Currently, the same narrative is being reproduced as it always was, only the protagonists change: sometimes it’s the gypsies, other times it’s the crazy people, junkies, illegal immigrants, the Albanians, the spear-fishermen, or the environmentalists (who release snakes and wolves into the mountains), etc.

Resistance against the rehabilitation home where Kostas has been living since 1991

In conclusion, we asked Mr. Gionakis how this narrative is shaped. He replied:

Prime Minister Mitsotakis comes out and says, here, we’re not dealing with refugees (because “refugees”− who are injured, vulnerable, victims − equal “good”), instead we are dealing with “immigrants” (who mean something “bad” because they are after our jobs).
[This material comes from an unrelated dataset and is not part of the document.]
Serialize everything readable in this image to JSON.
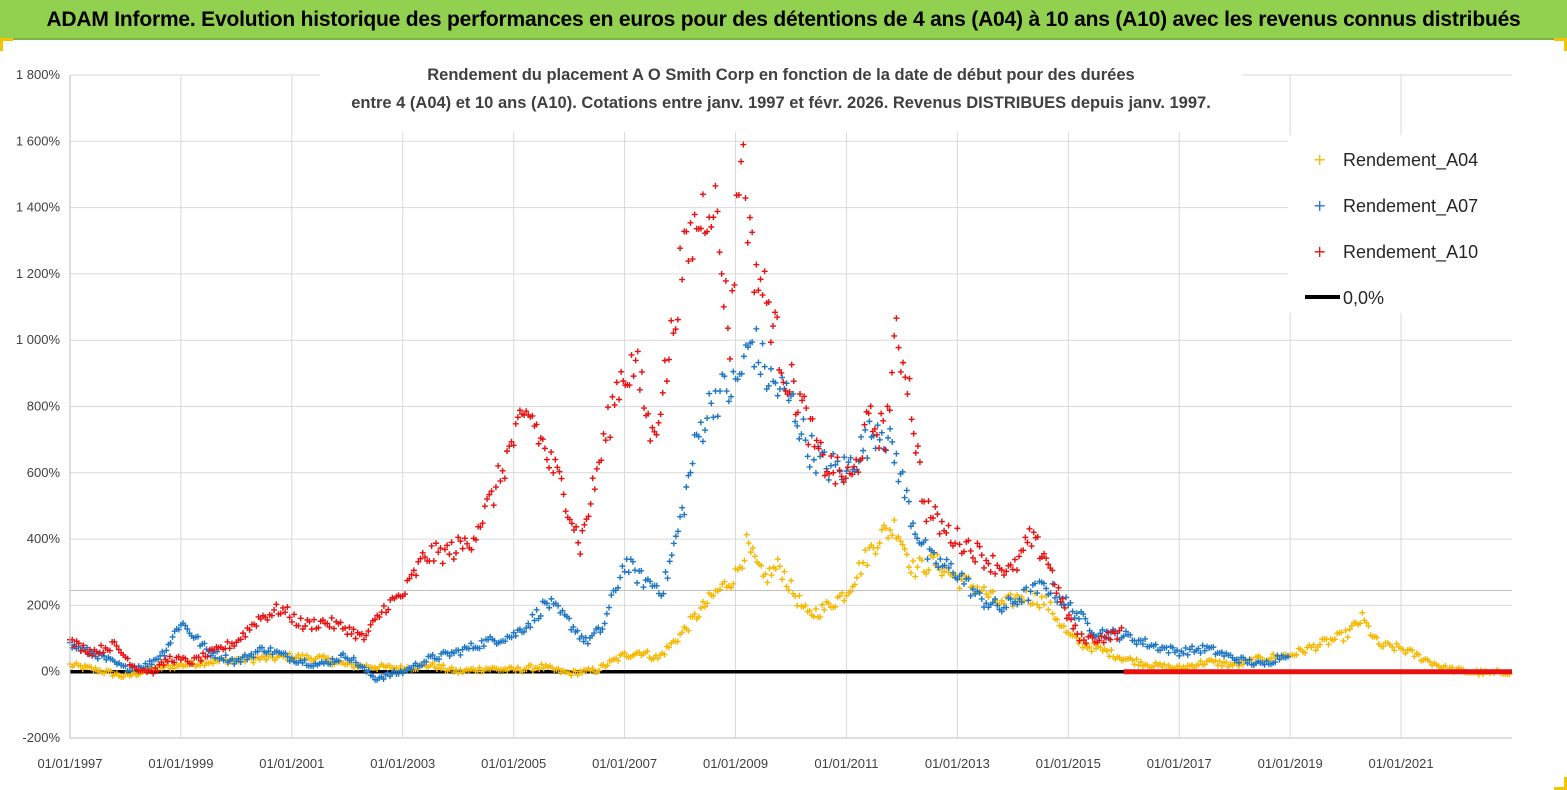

Georgiadis (Minister of Development) comes out and proclaims that our identity is in danger (my, how fragile is our Greek identity, with its history that goes back many millennia?!) Voridis (Minister of Agricultural Development) says that we are under attack by illegals.

At the same time, then they say we should relieve the overcrowding on the islands, because those who are there are causing problems, not because the overcrowded conditions violate basic human rights. Let’s transfer them and distribute them across different regions in Greece. So, what’s the message here? Let’s multiply the problem, not solve it. Who wants a problem in their back yard?

In 1991 they said that because of the ‘four crazy people’ in the rehabilitation home, their physical safety is in jeopardy, they’re in danger of contracting various diseases, that junkies will break into the home to steal the drugs (which we’ll be prescribing by the handfuls), that their property value will go down significantly, that their children will also go crazy, etc.

I think they’re saying the same thing now. In his book, A Scarecrow’s Autobiography, the French psychiatrist and clinical ethologist Boris Cyrulnik writes that after a crisis, the easiest way for a person, a group, a society to regain a (lost) sense of integrity is to invent a scapegoat, onto which the causes of all suffering are projected.

That’s how we functioned then (1991), that’s how we still function now (2020), that’s how we’ve always functioned.